No entanto, mesmo com a adoção de critérios de essencialidade e relevância para definição de insumos pelo STJ, o caso específico dos serviços de representação comercial para empresas comerciais continua sendo tratado de forma restritiva pela Receita Federal.
Esta posição contrasta com o tratamento dado a outros serviços que podem ser considerados essenciais para determinadas atividades empresariais, demonstrando que a análise do direito ao crédito deve ser feita caso a caso, considerando a natureza da atividade da empresa e a função do serviço contratado.
A Solução de Consulta em questão reforça o entendimento já manifestado na Solução de Divergência COSIT nº 7/2016, trazendo maior segurança jurídica sobre o tema, ainda que desfavorável às empresas comerciais.
Considerações Finais
O entendimento da Receita Federal sobre a impossibilidade de apropriação de créditos de PIS e COFINS sobre valores pagos a representantes comerciais por empresas que atuam na revenda de bens é uma questão consolidada na esfera administrativa federal.

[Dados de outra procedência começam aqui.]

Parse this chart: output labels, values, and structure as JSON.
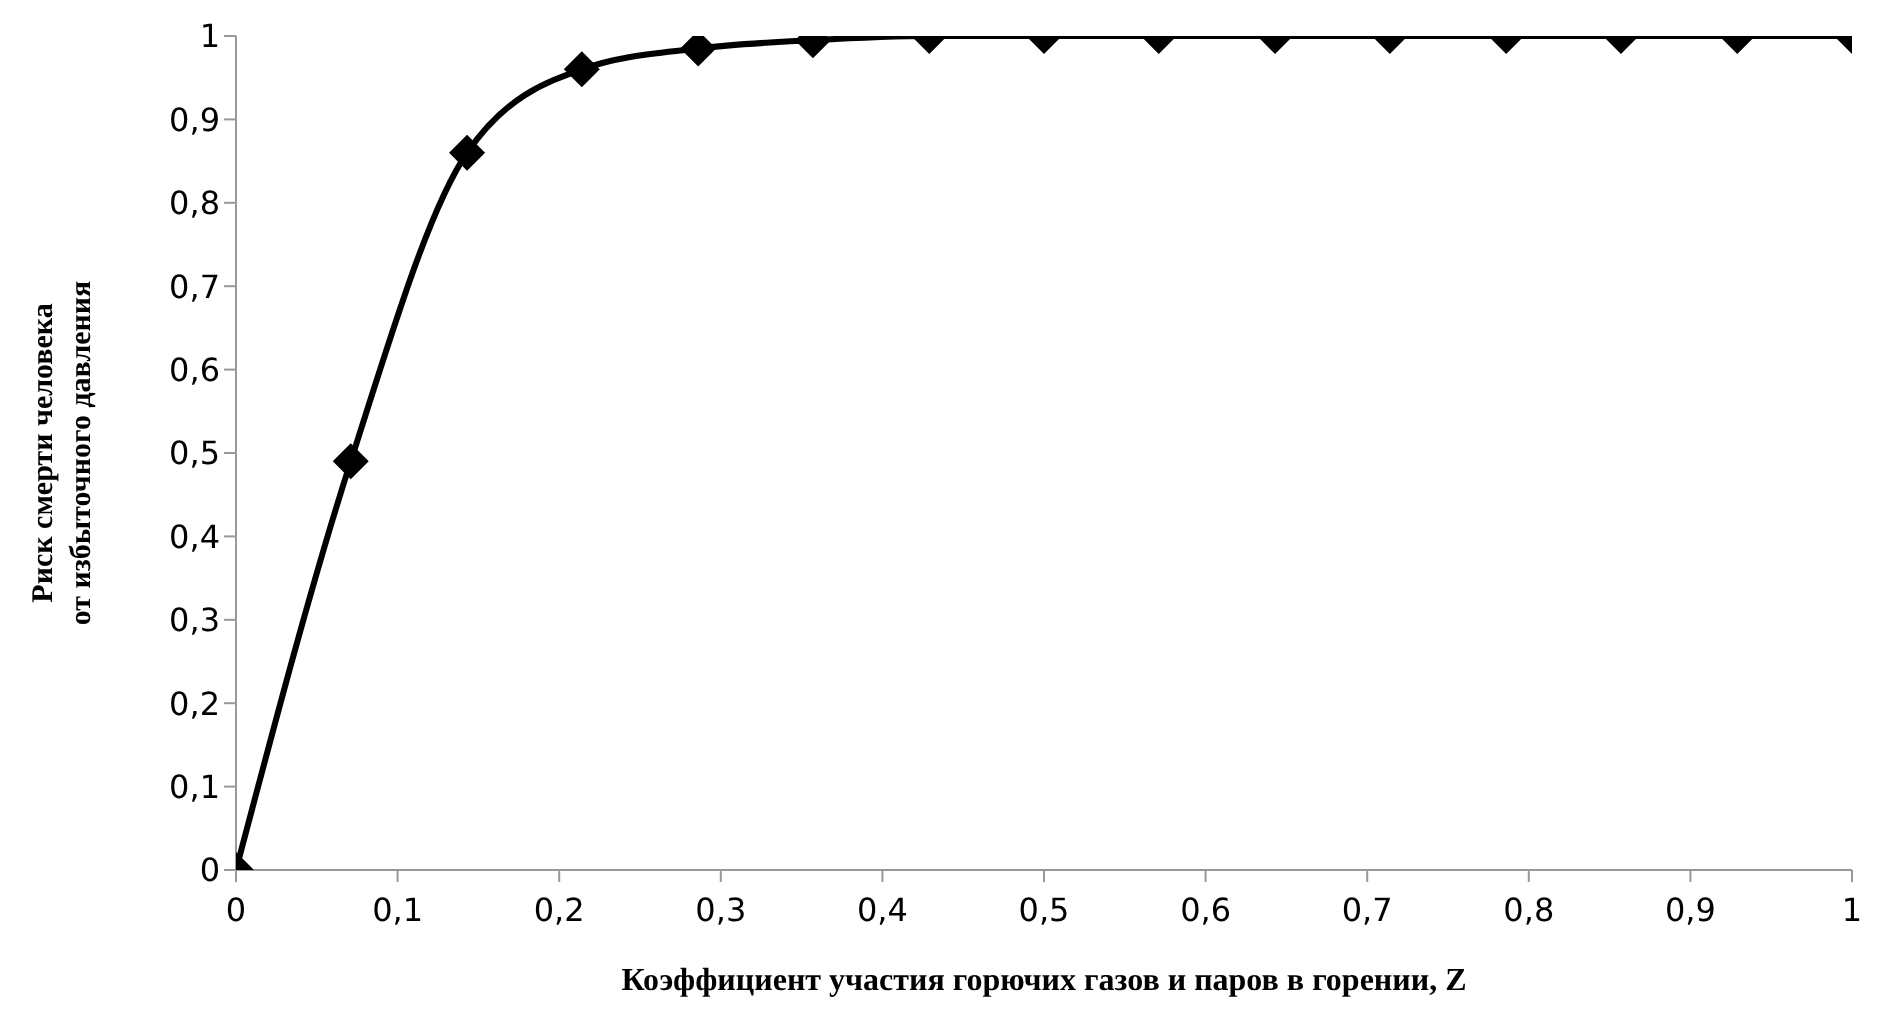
{
  "chart_data": {
    "type": "line",
    "xlabel": "Коэффициент участия горючих газов и паров в горении, Z",
    "ylabel": "Риск смерти человека от избыточного давления",
    "x": [
      0,
      0.071,
      0.143,
      0.214,
      0.286,
      0.357,
      0.429,
      0.5,
      0.571,
      0.643,
      0.714,
      0.786,
      0.857,
      0.929,
      1
    ],
    "series": [
      {
        "color": "#000000",
        "values": [
          0,
          0.49,
          0.86,
          0.96,
          0.985,
          0.995,
          1,
          1,
          1,
          1,
          1,
          1,
          1,
          1,
          1
        ]
      }
    ],
    "xlim": [
      0,
      1
    ],
    "xticks": [
      {
        "value": 0,
        "label": "0"
      },
      {
        "value": 0.1,
        "label": "0,1"
      },
      {
        "value": 0.2,
        "label": "0,2"
      },
      {
        "value": 0.3,
        "label": "0,3"
      },
      {
        "value": 0.4,
        "label": "0,4"
      },
      {
        "value": 0.5,
        "label": "0,5"
      },
      {
        "value": 0.6,
        "label": "0,6"
      },
      {
        "value": 0.7,
        "label": "0,7"
      },
      {
        "value": 0.8,
        "label": "0,8"
      },
      {
        "value": 0.9,
        "label": "0,9"
      },
      {
        "value": 1,
        "label": "1"
      }
    ],
    "ylim": [
      0,
      1
    ],
    "yticks": [
      {
        "value": 0,
        "label": "0"
      },
      {
        "value": 0.1,
        "label": "0,1"
      },
      {
        "value": 0.2,
        "label": "0,2"
      },
      {
        "value": 0.3,
        "label": "0,3"
      },
      {
        "value": 0.4,
        "label": "0,4"
      },
      {
        "value": 0.5,
        "label": "0,5"
      },
      {
        "value": 0.6,
        "label": "0,6"
      },
      {
        "value": 0.7,
        "label": "0,7"
      },
      {
        "value": 0.8,
        "label": "0,8"
      },
      {
        "value": 0.9,
        "label": "0,9"
      },
      {
        "value": 1,
        "label": "1"
      }
    ],
    "grid": false,
    "legend": false,
    "marker": "diamond",
    "line_style": "solid"
  }
}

Empresas que atuam no comércio e utilizam serviços de representação comercial devem estar atentas a essa orientação, evitando a tomada indevida de créditos que podem gerar autuações fiscais futuras. É recomendável que revisem seus procedimentos de apuração dessas contribuições e, se necessário, retifiquem declarações anteriores.
Por outro lado, é importante que cada contribuinte avalie sua situação específica, considerando o setor em que atua e a natureza de sua atividade, pois o entendimento pode ser diferente para empresas industriais ou prestadoras de serviço, onde o conceito de insumo tende a ser mais abrangente.